Together with her unit, they kept their equipment in perfect condition, performing daily, weekly and monthly tests and adjustments, including cleaning the antennae of the transmitter which were metal poles placed at right angles across a perpendicular ladder.
“They were 10 inches higher than the roof and the rungs were 18 inches apart making it hard to climb. One had to stretch out as far as possible to clean the poles. It was a scary job and I never volunteered unless ordered.”
Life was noisy and difficult at their gun site because of the heavy 4.5-inch ammunition that was used. After heavy rains, the muddy ground made it difficult for them to reach their equipment, so they had to make paths by loading barrows of rubble from bombed buildings.
“It was bullish hard work, and the men recognized us for our efforts."
The life of a gun layer was anything but predictable. While the duties remained the same, their sleeping quarters did not.
“One time when the Luftwaffe was flying over Britain, we were rushed to the south coast in the middle of the night to a farmer’s field with fresh cut stubble about six inches high. We were given small tents to pitch and a huge tent was erected for meals."

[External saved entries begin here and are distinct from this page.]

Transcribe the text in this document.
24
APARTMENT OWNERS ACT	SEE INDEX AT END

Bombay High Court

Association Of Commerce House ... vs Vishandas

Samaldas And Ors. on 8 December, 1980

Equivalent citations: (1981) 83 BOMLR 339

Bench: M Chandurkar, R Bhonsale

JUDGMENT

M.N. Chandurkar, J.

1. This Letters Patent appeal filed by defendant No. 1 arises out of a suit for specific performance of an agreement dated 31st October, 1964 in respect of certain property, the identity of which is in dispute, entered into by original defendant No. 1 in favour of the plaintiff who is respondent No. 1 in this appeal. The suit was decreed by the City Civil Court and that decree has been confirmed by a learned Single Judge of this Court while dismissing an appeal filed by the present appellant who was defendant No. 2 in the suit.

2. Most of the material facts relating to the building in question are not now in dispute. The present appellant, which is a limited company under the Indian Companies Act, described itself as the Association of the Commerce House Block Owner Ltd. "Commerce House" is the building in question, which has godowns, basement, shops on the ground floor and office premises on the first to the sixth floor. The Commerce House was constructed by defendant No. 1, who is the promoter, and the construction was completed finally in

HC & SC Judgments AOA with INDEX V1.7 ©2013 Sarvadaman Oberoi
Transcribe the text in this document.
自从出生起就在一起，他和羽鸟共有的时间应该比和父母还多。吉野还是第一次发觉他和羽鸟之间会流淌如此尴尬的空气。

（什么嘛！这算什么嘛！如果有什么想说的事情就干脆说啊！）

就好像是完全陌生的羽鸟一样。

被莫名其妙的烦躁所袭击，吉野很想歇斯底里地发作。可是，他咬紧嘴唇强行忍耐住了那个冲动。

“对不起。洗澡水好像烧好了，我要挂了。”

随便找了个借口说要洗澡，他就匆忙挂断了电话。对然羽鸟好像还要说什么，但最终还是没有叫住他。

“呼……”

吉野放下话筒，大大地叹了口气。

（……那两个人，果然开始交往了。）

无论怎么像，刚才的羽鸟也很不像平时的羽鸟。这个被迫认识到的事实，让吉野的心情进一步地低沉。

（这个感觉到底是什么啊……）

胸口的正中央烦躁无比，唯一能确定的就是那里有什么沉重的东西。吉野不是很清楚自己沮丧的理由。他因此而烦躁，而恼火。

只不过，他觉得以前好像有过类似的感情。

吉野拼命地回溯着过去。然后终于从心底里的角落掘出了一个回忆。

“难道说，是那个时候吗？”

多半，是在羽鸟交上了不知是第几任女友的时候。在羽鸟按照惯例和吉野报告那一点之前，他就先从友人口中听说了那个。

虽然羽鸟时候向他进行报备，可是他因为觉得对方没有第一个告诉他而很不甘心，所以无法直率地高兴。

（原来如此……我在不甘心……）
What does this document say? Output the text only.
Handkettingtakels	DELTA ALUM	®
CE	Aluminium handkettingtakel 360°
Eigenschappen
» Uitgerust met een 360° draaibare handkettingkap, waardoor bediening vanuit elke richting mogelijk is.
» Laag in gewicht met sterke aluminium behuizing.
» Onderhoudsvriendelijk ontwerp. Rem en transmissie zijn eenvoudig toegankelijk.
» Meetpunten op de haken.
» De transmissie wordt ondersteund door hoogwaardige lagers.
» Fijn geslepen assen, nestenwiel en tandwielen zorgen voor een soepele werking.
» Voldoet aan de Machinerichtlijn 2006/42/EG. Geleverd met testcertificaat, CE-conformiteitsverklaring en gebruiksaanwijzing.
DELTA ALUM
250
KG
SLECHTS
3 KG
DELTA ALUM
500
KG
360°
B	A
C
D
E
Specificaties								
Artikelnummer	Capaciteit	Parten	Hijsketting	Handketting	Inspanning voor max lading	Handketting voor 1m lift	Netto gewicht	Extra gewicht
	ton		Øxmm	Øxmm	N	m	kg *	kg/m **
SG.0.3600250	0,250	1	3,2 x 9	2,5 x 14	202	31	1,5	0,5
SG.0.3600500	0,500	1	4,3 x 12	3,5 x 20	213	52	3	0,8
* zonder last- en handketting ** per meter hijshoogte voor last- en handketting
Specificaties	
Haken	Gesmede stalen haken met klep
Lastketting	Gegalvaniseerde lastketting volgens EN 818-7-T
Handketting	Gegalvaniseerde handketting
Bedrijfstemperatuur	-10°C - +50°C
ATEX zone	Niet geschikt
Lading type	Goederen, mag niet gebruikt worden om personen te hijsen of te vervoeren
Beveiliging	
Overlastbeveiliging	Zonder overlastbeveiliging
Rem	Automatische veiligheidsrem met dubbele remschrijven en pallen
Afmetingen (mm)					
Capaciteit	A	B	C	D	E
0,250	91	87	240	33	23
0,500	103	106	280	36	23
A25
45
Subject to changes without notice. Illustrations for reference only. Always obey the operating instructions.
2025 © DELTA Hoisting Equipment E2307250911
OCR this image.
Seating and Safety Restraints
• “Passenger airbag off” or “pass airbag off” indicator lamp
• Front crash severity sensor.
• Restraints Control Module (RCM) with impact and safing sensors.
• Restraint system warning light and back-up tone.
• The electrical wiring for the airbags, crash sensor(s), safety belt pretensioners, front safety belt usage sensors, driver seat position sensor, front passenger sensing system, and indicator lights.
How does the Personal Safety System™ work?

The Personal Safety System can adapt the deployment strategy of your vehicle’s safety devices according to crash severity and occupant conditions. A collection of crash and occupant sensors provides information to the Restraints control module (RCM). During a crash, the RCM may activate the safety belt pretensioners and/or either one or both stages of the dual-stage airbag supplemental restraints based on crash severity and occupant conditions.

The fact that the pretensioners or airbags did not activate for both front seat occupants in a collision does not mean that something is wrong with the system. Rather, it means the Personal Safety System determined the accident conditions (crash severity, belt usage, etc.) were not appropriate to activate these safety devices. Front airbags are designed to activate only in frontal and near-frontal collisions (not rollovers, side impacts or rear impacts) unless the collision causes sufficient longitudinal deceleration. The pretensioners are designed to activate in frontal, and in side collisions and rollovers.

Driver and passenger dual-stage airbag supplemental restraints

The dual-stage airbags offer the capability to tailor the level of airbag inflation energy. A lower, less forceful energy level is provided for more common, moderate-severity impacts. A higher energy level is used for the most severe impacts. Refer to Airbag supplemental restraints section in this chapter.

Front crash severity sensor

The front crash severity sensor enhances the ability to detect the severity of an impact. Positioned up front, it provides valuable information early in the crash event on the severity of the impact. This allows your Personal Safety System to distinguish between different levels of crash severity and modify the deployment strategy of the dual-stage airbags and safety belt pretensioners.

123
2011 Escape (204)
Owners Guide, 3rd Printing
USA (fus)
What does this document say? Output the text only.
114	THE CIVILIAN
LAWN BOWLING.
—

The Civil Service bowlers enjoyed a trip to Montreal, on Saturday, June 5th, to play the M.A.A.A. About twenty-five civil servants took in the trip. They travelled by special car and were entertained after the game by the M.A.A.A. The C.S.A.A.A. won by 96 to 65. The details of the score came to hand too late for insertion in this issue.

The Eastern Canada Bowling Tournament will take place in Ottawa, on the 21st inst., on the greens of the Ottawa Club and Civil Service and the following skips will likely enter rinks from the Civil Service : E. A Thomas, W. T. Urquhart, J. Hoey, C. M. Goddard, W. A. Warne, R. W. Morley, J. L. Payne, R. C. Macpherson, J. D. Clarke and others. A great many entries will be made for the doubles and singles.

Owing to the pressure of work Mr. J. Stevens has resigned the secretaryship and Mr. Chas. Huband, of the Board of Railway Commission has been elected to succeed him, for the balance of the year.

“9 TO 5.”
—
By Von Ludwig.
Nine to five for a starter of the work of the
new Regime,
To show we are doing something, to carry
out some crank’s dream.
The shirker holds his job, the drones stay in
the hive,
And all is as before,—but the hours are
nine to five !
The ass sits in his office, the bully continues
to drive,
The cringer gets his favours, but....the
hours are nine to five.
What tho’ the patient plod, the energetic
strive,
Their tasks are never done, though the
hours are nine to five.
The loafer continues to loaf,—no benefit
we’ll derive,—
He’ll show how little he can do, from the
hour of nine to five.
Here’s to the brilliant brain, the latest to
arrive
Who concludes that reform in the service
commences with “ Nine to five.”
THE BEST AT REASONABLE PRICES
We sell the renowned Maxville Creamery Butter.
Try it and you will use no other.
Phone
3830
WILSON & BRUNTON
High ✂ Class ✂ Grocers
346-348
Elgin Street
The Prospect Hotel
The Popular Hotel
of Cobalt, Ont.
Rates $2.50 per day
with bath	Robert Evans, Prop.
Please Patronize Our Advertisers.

"The first few days on the field, water was sparse until it arrived by truck," Lily remembers vividly. “Nowhere to wash our delightful khaki bloomers, but some of the girls found a stream close by and excitedly rushed to do their washing only to find it was covered in scum."
Amid the frenzy of war, Lily calls her time with the girls the best part of being an Ack Ack girl.
Maybe, second best.
During her time at the battery, she met her husband, Melvin Bales, who was with the Canadian Air Force stationed in the U.K. doing maintenance work on the Wellington Bombers. At 20, Lily and Melvin got married and moved to Canada after the war.
Remembering the friendship she formed with the Ack Ack Girls at 17 has profoundly changed her. At 100 years old, she proudly wears her medals to honour all the girls she worked alongside and those who contributed to the war effort in their own way.